Kolbar killed on Kurdistan Region-Iran border by Iranian border guards
ERBIL, Kurdistan Region - Iranian border guards opened fire on a group of Kolbars on Monday on the border area of Iran with the Kurdistan Region, killing one of the members of the group.
Thirty-Three year old kolbar Solayman Ebrahimzadeh was killed on the Sardasht border’s Betusha village by Iranian border guards on Monday, while transporting a package to the Sarshiw border in the Kurdistan Region. Ebrahimzadeh was shot once in the arm, and once in the head.

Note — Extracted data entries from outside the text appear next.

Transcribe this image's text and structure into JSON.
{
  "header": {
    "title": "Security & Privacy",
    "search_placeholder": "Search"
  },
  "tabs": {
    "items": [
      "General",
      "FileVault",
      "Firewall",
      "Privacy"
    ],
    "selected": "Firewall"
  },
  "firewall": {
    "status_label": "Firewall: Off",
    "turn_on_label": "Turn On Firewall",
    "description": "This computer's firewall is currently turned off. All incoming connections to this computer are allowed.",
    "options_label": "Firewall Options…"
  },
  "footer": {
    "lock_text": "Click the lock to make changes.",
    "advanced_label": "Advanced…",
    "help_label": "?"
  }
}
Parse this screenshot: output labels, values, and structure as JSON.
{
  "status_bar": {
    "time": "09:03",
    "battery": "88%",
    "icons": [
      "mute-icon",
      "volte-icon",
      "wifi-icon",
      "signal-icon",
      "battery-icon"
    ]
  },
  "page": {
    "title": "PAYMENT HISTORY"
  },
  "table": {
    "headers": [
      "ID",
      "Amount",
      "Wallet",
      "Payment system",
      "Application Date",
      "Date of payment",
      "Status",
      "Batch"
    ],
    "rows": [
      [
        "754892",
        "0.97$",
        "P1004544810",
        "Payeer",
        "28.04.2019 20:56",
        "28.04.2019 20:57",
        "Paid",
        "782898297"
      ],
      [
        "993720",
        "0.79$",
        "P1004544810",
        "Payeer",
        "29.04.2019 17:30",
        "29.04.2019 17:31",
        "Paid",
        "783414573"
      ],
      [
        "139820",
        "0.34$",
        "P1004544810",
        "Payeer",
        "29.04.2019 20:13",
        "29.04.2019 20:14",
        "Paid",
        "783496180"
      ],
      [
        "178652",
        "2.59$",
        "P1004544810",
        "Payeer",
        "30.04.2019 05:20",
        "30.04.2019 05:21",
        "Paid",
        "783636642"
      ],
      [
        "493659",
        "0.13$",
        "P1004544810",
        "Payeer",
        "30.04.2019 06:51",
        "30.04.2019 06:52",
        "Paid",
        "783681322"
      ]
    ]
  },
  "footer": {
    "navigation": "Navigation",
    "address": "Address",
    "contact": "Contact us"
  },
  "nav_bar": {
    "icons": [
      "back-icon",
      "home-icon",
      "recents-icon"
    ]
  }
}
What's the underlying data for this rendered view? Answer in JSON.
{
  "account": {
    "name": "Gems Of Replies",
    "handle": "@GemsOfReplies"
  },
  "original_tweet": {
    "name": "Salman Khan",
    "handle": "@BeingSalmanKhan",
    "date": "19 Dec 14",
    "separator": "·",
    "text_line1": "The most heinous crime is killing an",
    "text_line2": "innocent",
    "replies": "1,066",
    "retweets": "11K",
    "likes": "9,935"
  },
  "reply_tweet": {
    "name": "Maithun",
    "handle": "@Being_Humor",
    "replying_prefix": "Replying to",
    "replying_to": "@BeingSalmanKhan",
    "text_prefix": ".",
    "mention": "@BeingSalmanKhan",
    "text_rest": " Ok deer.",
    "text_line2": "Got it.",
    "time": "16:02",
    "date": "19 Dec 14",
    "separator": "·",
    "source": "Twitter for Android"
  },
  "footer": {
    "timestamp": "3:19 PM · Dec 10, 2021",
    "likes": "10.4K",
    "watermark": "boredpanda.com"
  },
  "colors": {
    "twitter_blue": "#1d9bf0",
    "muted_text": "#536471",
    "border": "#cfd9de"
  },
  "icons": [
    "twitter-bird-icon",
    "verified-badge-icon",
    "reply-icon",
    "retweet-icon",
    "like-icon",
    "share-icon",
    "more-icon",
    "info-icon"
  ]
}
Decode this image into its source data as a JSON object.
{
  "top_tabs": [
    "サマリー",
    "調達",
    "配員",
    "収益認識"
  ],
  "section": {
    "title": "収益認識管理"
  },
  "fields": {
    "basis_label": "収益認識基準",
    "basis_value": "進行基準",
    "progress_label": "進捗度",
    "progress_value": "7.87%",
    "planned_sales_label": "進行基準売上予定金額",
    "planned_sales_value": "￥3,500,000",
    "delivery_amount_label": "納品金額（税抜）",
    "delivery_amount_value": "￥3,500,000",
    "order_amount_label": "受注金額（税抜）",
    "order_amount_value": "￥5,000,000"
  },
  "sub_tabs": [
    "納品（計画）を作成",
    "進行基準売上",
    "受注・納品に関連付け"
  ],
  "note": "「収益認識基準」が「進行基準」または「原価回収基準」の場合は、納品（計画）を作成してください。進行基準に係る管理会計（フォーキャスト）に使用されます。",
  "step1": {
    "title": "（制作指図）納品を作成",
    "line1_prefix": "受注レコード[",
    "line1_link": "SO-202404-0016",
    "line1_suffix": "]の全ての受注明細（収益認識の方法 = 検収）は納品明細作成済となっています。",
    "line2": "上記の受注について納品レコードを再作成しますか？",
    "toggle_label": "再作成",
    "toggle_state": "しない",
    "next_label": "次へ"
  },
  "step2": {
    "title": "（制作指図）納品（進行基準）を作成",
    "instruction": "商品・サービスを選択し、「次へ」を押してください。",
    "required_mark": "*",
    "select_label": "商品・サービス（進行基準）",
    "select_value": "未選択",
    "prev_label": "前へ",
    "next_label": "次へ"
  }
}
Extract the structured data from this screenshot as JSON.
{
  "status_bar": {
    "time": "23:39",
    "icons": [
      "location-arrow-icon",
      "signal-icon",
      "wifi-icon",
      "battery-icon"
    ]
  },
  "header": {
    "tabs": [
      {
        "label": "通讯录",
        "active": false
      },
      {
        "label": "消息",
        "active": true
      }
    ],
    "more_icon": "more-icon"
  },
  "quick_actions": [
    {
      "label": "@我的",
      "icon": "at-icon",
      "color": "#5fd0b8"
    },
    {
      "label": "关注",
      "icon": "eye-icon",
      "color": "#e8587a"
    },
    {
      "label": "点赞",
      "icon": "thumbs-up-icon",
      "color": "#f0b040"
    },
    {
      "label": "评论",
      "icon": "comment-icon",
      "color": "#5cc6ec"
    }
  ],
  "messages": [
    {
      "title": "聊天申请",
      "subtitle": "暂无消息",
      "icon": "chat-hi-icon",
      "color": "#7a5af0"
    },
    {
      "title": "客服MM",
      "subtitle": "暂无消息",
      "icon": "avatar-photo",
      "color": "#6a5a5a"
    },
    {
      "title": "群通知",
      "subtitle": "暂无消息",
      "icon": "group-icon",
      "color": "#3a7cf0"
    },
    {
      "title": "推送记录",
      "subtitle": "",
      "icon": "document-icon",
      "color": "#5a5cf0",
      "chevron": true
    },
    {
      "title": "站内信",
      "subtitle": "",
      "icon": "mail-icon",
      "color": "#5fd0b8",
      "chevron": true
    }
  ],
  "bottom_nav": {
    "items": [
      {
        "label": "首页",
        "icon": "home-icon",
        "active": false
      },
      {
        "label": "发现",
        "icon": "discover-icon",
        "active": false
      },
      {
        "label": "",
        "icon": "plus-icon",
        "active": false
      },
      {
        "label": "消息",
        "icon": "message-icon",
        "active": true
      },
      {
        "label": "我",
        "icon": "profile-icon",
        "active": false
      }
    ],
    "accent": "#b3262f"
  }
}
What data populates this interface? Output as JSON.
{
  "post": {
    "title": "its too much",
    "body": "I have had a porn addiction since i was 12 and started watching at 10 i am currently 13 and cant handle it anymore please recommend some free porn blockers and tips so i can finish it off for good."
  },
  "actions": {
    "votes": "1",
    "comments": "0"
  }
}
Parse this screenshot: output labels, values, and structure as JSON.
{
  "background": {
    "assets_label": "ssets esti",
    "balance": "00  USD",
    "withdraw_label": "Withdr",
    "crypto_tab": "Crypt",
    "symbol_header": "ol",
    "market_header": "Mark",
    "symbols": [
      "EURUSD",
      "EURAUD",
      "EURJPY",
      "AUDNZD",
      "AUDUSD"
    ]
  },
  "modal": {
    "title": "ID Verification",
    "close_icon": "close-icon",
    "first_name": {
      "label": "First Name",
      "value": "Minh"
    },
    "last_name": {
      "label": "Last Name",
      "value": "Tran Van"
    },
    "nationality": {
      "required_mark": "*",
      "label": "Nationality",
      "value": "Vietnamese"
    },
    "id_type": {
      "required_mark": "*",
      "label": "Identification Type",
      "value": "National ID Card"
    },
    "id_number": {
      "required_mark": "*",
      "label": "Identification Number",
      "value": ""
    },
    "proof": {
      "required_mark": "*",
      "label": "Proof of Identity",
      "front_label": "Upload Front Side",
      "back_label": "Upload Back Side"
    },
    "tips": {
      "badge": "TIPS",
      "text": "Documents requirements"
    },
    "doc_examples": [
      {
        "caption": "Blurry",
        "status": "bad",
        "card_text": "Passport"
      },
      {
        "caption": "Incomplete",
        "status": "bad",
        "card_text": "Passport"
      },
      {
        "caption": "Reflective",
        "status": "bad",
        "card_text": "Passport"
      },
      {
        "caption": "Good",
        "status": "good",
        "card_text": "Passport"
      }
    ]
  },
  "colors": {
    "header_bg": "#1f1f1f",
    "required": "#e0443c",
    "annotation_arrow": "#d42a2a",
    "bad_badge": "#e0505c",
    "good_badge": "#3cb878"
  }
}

“They have killed my uncle very brutally. His entire body was covered in black marks, it looked as if they had thrown him down from a mountain,” Ebrahimzadeh’s nephew, Soran, told Rudaw on Tuesday, without disclosing his last name.
At least 12 kolbars were wounded on the Nawsud border on Sunday, raising the toll of injured kolbars to at least 21 in under a week, according to Hengaw Organization for Human Rights.
Kolbars are semi-legal porters who transport untaxed goods across the Kurdistan Region-Iran border and sometimes the Iran-Turkey border. They are constantly targeted by Iranian border guards and are sometimes also victims of natural disasters.
Many are pushed into the profession by poverty and a lack of alternative employment, particularly in Iran's disenfranchised Kurdish provinces.
Ebrahimzadeh lived in a poor neighborhood in Sardasht with his wife of six years and three-year old daughter, and started working as a kolbar due to a lack of job opportunities in the area.
His family has so far abstained from filing legal complaints as Sardasht courts tend to be very biased towards Iranian armed forces and against kolbars, according to Usman Muzayan, a Sardasht lawyer who has represented a number of kolbars in the past.
“The court knows they [Iranian armed forces] have violated the [Iranian] laws of the use and possession of weapons, and if it treats them according to the law, the crime would be intentional murder,” Muzayan told Rudaw on Tuesday, adding that “a few years ago, an injured kolbar filed complaints, but he has not received any responses from anyone from the Sardasht court.”
Muzayan clarified that according to the Iranian laws of the use and possession of weapons, the armed forces can only shoot at someone during conflicts or who’s a suspect, and even then they have to first fire at the sky to alert them, and if that doesn’t work they have the authority to shoot them from the waist down.
Former Deputy of Iran’s Ministry of Interior Hussein Zulfaqari stated in October of 2018 that “there is no such thing as ‘kolbars,’ those who are traveling on the borders are smugglers,” warning that anyone partaking in such an activity will be shot.
In their monthly report on human rights violations in Iran’s Kurdish areas, the Paris-based Kurdistan Human Rights Network (KHRN) said that at least 18 kolbars were injured during March, either due to various accidents or in shootings by Iranian border forces. Two kolbars also lost their lives: Rostam Khezri after being shot by border forces and Mohammad Omidvar from frostbite.
“At least 52 Kolbars were killed and 163 Kolbars were injured in the border regions of Iranian Kurdistan in 2021,” reported Hengaw.